The Wald interval’s accuracy suffers when \(np<5\) or \(n(1-p)<5\) and it does not work at all when \(p = 0\) or \(p = 1\). Option two is the Wilson method.

\[\frac{p + \frac{z^2}{2n}}{1 + \frac{z^2}{n}} \pm \frac{z}{1 + \frac{z^2}{n}} \sqrt{\frac{p(1 - p)}{n} + \frac{z^2}{4n^2}}\]

est <- (p + (z^2)/(2*n)) / (1 + (z^2) / n)
pm <- z / (1 + (z^2)/n) * sqrt(p*(1-p)/n + (z^2) / (4*(n^2)))
est + c(-pm, pm)

## [1] 0.4521869 0.5061098

This is what prop.test(correct = FALSE) calculates.

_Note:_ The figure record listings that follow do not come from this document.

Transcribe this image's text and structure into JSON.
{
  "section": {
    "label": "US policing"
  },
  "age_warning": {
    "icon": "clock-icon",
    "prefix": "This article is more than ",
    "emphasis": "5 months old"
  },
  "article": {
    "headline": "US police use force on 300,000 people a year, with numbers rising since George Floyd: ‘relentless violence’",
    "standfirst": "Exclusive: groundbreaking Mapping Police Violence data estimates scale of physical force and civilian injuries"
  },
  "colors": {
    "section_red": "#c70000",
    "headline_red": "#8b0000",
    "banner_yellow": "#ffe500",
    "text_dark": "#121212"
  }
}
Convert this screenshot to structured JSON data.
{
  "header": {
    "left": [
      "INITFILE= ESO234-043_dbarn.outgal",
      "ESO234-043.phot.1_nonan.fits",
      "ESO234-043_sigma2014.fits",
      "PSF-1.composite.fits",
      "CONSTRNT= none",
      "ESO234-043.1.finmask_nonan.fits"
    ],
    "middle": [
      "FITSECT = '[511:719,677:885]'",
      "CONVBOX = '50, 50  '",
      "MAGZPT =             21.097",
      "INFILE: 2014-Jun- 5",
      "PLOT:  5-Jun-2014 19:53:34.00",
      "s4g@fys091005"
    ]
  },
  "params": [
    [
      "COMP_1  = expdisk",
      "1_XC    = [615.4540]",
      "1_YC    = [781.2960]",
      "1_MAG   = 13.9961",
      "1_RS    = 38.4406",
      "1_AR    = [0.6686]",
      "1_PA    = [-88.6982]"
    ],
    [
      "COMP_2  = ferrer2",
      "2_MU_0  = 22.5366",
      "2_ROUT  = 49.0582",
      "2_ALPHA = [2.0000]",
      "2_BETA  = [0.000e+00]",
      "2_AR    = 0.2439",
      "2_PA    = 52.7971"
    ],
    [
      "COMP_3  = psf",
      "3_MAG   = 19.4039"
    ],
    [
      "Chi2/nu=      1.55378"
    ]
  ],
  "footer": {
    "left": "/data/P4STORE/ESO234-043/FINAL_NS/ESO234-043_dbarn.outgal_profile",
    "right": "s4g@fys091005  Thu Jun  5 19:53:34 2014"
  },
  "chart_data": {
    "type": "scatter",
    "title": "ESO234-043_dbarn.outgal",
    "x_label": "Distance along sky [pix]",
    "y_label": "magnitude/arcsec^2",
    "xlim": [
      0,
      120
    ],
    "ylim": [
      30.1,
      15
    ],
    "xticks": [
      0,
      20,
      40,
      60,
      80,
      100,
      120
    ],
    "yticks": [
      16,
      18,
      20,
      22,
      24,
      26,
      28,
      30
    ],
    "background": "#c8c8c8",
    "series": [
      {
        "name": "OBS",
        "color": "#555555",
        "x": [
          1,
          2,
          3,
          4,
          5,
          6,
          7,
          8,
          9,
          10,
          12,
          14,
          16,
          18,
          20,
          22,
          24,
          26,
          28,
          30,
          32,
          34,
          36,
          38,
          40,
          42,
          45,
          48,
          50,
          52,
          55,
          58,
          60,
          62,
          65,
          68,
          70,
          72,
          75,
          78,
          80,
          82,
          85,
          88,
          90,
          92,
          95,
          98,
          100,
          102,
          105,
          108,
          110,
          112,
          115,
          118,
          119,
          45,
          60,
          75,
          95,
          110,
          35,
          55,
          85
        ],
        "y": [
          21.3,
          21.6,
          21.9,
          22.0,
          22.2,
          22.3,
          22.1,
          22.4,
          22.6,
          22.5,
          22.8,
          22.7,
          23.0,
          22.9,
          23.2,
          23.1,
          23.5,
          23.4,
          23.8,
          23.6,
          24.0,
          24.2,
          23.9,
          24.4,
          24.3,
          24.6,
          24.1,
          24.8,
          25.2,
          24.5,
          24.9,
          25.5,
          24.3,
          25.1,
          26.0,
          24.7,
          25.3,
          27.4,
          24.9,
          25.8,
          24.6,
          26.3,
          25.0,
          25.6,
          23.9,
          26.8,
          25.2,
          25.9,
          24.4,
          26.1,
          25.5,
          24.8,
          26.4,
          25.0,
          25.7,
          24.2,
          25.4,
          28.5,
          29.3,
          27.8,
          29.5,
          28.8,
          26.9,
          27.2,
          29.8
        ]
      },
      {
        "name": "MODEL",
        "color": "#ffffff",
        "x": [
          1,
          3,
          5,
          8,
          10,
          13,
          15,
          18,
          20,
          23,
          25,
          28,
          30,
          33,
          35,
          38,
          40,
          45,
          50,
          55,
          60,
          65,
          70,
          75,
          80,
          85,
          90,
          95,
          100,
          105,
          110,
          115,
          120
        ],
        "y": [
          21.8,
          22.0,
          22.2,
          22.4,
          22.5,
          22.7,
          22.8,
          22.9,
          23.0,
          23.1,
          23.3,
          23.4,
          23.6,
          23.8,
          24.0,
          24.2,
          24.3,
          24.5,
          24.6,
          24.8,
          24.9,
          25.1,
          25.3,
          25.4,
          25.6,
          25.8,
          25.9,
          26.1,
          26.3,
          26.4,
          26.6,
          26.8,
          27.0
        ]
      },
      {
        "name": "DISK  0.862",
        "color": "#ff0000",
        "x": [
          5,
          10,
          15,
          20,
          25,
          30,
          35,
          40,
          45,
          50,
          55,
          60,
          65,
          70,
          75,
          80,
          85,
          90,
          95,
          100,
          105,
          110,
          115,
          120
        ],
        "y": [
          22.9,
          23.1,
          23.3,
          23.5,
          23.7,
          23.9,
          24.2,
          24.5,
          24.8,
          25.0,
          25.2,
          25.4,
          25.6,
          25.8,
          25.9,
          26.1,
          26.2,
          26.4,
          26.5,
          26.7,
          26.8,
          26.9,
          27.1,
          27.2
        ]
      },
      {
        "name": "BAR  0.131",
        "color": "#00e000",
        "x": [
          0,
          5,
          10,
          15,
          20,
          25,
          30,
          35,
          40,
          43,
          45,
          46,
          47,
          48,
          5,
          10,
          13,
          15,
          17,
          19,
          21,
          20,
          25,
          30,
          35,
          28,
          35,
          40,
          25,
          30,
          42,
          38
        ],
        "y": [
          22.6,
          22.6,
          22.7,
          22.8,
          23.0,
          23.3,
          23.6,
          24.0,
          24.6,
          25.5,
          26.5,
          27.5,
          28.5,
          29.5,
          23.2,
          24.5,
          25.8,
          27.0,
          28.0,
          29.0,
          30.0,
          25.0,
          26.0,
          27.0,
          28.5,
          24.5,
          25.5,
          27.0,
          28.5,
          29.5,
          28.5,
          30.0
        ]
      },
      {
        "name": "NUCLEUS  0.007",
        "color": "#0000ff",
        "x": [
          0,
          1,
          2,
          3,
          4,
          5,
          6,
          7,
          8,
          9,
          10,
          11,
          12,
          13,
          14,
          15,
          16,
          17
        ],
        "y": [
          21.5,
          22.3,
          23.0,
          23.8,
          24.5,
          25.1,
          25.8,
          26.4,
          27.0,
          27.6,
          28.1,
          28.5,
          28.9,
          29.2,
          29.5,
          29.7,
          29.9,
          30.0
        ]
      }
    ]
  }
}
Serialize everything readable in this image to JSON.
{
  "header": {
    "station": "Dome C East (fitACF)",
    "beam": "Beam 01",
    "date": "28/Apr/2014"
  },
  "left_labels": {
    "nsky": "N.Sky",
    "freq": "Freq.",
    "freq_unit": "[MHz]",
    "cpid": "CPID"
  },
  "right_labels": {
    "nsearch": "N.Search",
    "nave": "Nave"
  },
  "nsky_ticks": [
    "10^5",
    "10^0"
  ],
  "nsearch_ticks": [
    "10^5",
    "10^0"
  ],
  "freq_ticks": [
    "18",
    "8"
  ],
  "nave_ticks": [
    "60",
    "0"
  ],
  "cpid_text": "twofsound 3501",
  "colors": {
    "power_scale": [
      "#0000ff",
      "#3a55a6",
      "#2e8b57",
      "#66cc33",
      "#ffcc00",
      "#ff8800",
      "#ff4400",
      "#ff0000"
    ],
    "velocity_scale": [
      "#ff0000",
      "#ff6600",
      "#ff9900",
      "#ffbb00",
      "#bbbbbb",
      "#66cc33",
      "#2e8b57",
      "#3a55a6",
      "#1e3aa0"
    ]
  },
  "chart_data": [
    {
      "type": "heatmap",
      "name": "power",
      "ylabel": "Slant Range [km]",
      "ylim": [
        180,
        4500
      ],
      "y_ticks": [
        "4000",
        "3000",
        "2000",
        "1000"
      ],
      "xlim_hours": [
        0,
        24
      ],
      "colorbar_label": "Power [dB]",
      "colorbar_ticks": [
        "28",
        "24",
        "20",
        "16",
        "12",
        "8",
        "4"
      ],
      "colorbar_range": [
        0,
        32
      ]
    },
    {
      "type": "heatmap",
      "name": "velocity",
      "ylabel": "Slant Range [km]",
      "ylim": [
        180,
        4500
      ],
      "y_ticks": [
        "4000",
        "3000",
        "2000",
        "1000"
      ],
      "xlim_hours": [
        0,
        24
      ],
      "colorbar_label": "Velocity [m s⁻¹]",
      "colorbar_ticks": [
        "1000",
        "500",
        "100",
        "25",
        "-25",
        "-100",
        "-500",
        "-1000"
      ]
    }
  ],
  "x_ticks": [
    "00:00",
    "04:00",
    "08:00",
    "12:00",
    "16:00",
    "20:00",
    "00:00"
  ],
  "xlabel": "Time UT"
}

prop.test(x = x, n = n, correct = FALSE)

## 
##  1-sample proportions test without continuity correction
## 
## data:  x out of n, null probability 0.5
## X-squared = 2.3004, df = 1, p-value = 0.1293
## alternative hypothesis: true p is not equal to 0.5
## 95 percent confidence interval:
##  0.4521869 0.5061098
## sample estimates:
##         p 
## 0.4790875

There is a second version of the Wilson interval that applies a “continuity correction” that aligns the “minimum coverage probability,” rather than the “average probability,” with the nominal value.

prop.test(x = x, n = n)

## 
##  1-sample proportions test with continuity correction
## 
## data:  x out of n, null probability 0.5
## X-squared = 2.2175, df = 1, p-value = 0.1365
## alternative hypothesis: true p is not equal to 0.5
## 95 percent confidence interval:
##  0.4518087 0.5064898
## sample estimates:
##         p 
## 0.4790875

Finally, there is the Clopper-Pearson exact confidence interval. Clopper-Pearson inverts two single-tailed binomial tests at the desired alpha. This is a non-trivial calculation, so there is no easy formula to crank through. Just use the binom.test() function and pray no one asks for an explanation.

binom.test(x = x, n = n)

## 
##  Exact binomial test
## 
## data:  x and n
## number of successes = 630, number of trials = 1315, p-value = 0.1364
## alternative hypothesis: true probability of success is not equal to 0.5
## 95 percent confidence interval:
##  0.4517790 0.5064896
## sample estimates:
## probability of success 
##              0.4790875

The expected probability of no one being a high-risk drinker is \(f(0;0.479) = \frac{1315!}{0!(1315-0)!} 0.479^0 (1-0.479)^{1315-0} = 0\). Use dbinom() for probability densities.

dbinom(x = 0, size = n, p = p)
## [1] 0

The expected probability of at least half the population being a high-risk drinker, \(f(658, 0.479) = .065\). Use pbinom() for cumulative probabilities.

pbinom(q = .5*n, size = n, prob = p, lower.tail = FALSE)
## [1] 0.06455096

The normal distribution is a good approximation when \(n\) is large. The \(\lim_{n \rightarrow \infty} \mathrm{Bin}(n, \pi) = N(n\pi, n\pi(1−\pi)).\)

pnorm(q = 0.5, mean = p, sd = se, lower.tail = FALSE)
## [1] 0.06450357

Suppose a second survey gets a slightly different result. The high risk = Yes falls from 630 (48%) to 600 (46%).

dat_bin2 <- data.frame(
  subject = 1:1315,
  high_risk = factor(c(rep("Yes", 600), rep("No", 715)))
)
(dat2_tabyl <- janitor::tabyl(dat_bin2, high_risk))

##  high_risk   n   percent
##         No 715 0.5437262
##        Yes 600 0.4562738

The two survey counts of high risk = “Yes” are independent random variables distributed \(X \sim \mathrm{Bin}(1315, .48)\) and \(Y \sim \mathrm{Bin}(1315, .46)\). What is the probability that either variable is \(X \ge 650\)?

Let \(P(A) = P(X \le 650)\) and \(P(B) = P(Y \le 650)\). Then \(P(A|B) = P(A) + P(B) - P(AB)\), and because the events are independent, \(P(AB) = P(A)P(B)\).

(p_a <- pbinom(q = 650, size = 1315, prob = 0.48, lower.tail = FALSE))
## [1] 0.1433791
(p_b <- pbinom(q = 650, size = 1315, prob = 0.46, lower.tail = FALSE))
## [1] 0.005868366
(p_a + p_b - (p_a * p_b))
## [1] 0.1484061

Here’s an empirical test.

df <- data.frame(
  x = rbinom(10000, 1315, 0.48),
  y = rbinom(10000, 1315, 0.46)
  )
mean(if_else(df$x >= 650 | df$y >= 650, 1, 0))

## [1] 0.1624

A couple other points to remember:

The Bernoulli distribution is a special case of the binomial with \(n = 1\).
The binomial distribution assumes independent trials. If you sample without replacement from a finite population, use the hypergeometric distribution.